Express & Star

Andy Richardson: Unsung heroes of rock’n’roll life can tell a story or two

I’m not sure where to begin. So I’ll begin at the beginning as I try to navigate a subject that’s filled with all sorts of hazards. The subject is this: roadies.

Grumpy Dave never knew that he’d been set up by his mates...

Love them or love them, they are the backbone of any rock’n’roll tour. The guys who drive the trucks, set the stage, tune the guitars, and make it all happen are the forgotten heroes of any live music experience. Without them, the pampered stars who receive the praise would be cast adrift. They’d sound wonky, look like they’d just got up and their gigs would fall apart like a delicate chocolate sphere under a hot trickle of warmed passion fruit sauce. Or something.
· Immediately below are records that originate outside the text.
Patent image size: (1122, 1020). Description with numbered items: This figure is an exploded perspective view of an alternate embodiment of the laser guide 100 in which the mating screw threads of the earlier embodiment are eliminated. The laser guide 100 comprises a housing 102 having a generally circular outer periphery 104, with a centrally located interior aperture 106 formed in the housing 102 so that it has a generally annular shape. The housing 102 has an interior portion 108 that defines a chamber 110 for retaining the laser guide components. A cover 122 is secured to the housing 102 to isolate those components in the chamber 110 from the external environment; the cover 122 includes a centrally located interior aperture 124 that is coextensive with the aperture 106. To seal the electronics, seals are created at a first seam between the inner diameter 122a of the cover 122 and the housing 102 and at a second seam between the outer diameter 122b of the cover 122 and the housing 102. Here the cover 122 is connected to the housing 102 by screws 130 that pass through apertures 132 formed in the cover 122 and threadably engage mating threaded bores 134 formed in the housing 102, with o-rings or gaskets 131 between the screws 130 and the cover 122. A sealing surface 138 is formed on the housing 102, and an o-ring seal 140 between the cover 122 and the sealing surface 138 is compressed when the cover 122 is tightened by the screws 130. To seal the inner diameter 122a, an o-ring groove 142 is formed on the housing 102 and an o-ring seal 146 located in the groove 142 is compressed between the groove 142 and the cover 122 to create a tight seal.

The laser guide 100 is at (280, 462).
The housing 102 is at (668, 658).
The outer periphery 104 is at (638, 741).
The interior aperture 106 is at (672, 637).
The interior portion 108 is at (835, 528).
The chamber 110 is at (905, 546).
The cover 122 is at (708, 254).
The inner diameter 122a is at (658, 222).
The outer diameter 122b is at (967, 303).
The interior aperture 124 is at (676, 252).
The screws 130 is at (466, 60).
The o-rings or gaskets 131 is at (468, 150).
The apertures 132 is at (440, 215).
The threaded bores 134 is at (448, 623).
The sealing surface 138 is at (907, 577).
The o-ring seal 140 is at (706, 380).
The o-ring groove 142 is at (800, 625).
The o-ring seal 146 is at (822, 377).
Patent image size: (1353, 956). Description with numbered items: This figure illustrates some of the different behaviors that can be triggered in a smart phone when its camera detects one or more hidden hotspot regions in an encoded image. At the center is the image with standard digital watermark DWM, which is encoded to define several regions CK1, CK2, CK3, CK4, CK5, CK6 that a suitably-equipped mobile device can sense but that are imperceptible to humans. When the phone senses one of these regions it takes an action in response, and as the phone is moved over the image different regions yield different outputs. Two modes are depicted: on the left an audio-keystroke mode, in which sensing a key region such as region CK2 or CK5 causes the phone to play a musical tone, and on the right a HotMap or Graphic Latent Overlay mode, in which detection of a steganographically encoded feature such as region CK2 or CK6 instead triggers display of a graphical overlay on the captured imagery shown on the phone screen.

My mate’s a roadie. He knows where the bodies are buried. He’s the see-all-but-say-nothing figure who’s spent 40 years touring and has more stories than a children’s library. He’s seen household names at their most tired, their most vulnerable and their most strung-out. And he’s as likely to spill the beans on any of that schizzle as Frank Bruno is likely to lead on a flower-arranging class. Which is to say, he never, ever, not-in-a-million-years, will.

And so, when we hang out, he offers the occasional glimpse of what went down, but it’s never anything more than a mirage. It’s a shimmering apparition, like hot air rising over tarmacadam on the hottest day. The facts are never clear. It’s just an illusion.

It’s a different matter, however, when it comes to the conduct of the crew. Then, nothing’s off the table. Everything’s up for grabs. And, of course, most of the stories are unprintable.

There are some, however, that while not being entirely wholesome are just about clean enough for a respectable family newspaper. Like the one about Grumpy Dave, the 50-something roadie, who’d spent a lifetime on the road and became less and less happy as the ardour of travelling, always being third best, and being mildly abused by fans took its toll.

And so, during a visit to Eastern Europe, his fellow roadies decided to do something to cheer him up. They paid a lady whose services were for hire to meet him in a bar and tell him he was the best thing since sliced bread.

And so, on the appointed evening, the lady turned up at the hotel bar, made a beeline for Grumpy Dave, draped herself across his malodorous shoulder and started to tell him he was the most interesting, best-looking, and damned nicest guy in the whole wide world.

The tour ended, soon after, the crew went their separate ways. On the next leg of the tour, Grumpy Dave was nowhere to be seen. He’d been replaced and his mates asked what had happened. He’d become uncontactable.

And so someone went to his hometown and found the pub in which he usually hung out. And there he was, with the lady he’d met somewhere in Eastern Europe, sitting in a corner. They were both wearing wedding bands. Grumpy Dave never knew that he’d been set up by his mates, just to cheer him up – instead, he fell hook, line and sinker and proposed to the woman shortly after meeting her, before setting up home and ditching his job as a roadie.

Another story also involves ladies whose services are for hire. I know, there’s a theme here.

My mate landed in Ukraine for a show. They went back to the crew hotel, where a concierge whispered in his ear: ‘Whatever you want – anything – we can get it. Just tell me.’

My mate went back to his room and wondered what he’d like most of all. Should he live out his sex’n’drugs’n’rock’n’roll fantasies in downtown Kyiv?

He went back to the concierge and asked how much it would cost to ‘hire’ one of the ladies he’d been told about. ‘£30, for 12 hours.’

Great, he thought. He hired. The lady arrived in his room, dressed to the nines.

‘This is a funny question,’ he said. ‘But do you have a washing machine and an iron? I’ve been on the road for two months and not been able to wash my T-shirts.’ It was an easy night’s work for her – and my mate got his undies cleaned for less than the dry cleaners would have charged.